As we descend Group 1, each successive element adds a new principal energy level; inner electrons of the additional shell shield the outer electron from nuclear attraction, increasing atomic radius.
The combined effect of a higher principal quantum number and increased shielding by inner electrons outweighs the increase in nuclear charge, so sodium is larger than lithium.

Question 3: Predict the relative sizes of Na+, Na, F, and F- ions and atoms formed when sodium fluoride is produced, and explain the trend using nuclear charge and electron count.

Na has atomic radius 186 pm; when Na loses one electron to form Na+, the remaining 10 electrons are pulled more strongly by the same nuclear charge (Z=11), so Na+ (ionic radius ~95 pm) is much smaller than Na.
F has atomic radius 64 pm; when F gains one electron to form F-, the 10 electrons experience increased electron-electron repulsion with the same nuclear charge (Z=9), so F- (ionic radius ~136 pm) is larger than F.
Na+ and F- are isoelectronic (both have 10 electrons); Na+ has higher nuclear charge (Z=11) than F- (Z=9), so Na+ attracts the 10 electrons more strongly and is smaller than F-.
The overall size order is: Na > F- > Na+ > F; this demonstrates that cation formation shrinks an atom while anion formation expands it, and that for isoelectronic species a higher nuclear charge means smaller size.

ByteNotes

Case Study

Passage with linked questions

Case Set

Case Set 2

Case Analysis

Passage

In 1869, Dmitri Mendeleev published his Periodic Table arranging 63 known elements in increasing order of atomic weights. He noticed that gallium and germanium were missing and deliberately left gaps, naming them Eka-Aluminium and Eka-Silicon respectively. He predicted that Eka-Aluminium would have an atomic weight of 68, density 5.9 g/cm³, a low melting point, and its oxide formula would be E2O3. When gallium was discovered in 1875, its atomic weight was found to be 70, density 5.94 g/cm³, melting point 302.93 K, and its oxide formula was Ga2O3 — remarkably close to Mendeleev's predictions. Similarly, Eka-Silicon matched germanium's properties when it was discovered in 1886.
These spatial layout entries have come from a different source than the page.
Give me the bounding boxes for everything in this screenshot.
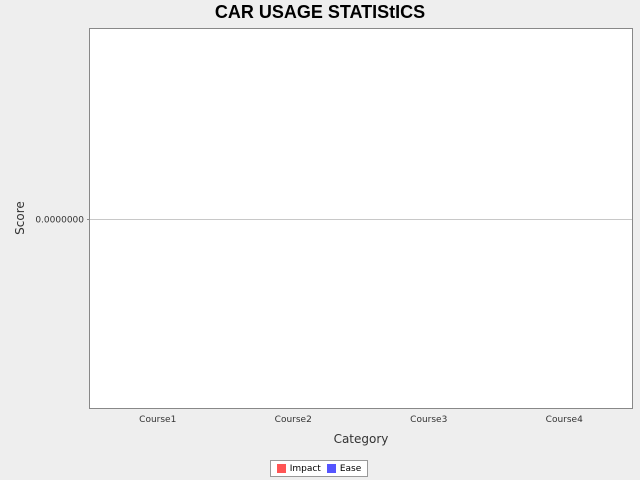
y-axis-ticks: 0.0000000 bbox=[35, 216, 90, 226]
y-axis-title: Score bbox=[13, 201, 27, 235]
legend-swatch-impact bbox=[276, 464, 286, 473]
x-tick-label: Course4 bbox=[546, 415, 583, 425]
legend-item-ease: Ease bbox=[326, 463, 362, 474]
legend-swatch-ease bbox=[326, 464, 336, 473]
y-tick-label: 0.0000000 bbox=[35, 216, 84, 226]
x-axis-ticks: Course1 Course2 Course3 Course4 bbox=[139, 415, 583, 425]
legend-item-impact: Impact bbox=[276, 463, 321, 474]
plot-area bbox=[89, 28, 633, 409]
x-tick-label: Course2 bbox=[275, 415, 312, 425]
x-tick-label: Course3 bbox=[410, 415, 447, 425]
chart-title: CAR USAGE STATIStICS bbox=[214, 2, 426, 22]
legend: Impact Ease bbox=[270, 460, 368, 477]
x-tick-label: Course1 bbox=[139, 415, 176, 425]
legend-label-impact: Impact bbox=[289, 463, 321, 474]
legend-label-ease: Ease bbox=[339, 463, 362, 474]
x-axis-title: Category bbox=[334, 432, 389, 446]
Question 1: What was the basis of Mendeleev's Periodic Law, and how did it allow him to predict properties of undiscovered elements?

Mendeleev's Periodic Law states that the properties of elements are a periodic function of their atomic weights; he arranged elements in order of increasing atomic weight so that elements with similar properties fell in the same vertical column (group).
By examining trends within a group and across periods, Mendeleev could interpolate the properties of missing elements occupying gaps in the table between known elements.
He named the gaps Eka-Aluminium and Eka-Silicon (eka meaning 'one beyond' in Sanskrit) and predicted specific values for atomic weight, density, melting point, and oxide/chloride formulas based on the average of surrounding elements.

Question 2: Mendeleev placed iodine after tellurium in his table even though iodine has a lower atomic weight than tellurium. Explain this anomaly and how the Modern Periodic Law resolved it.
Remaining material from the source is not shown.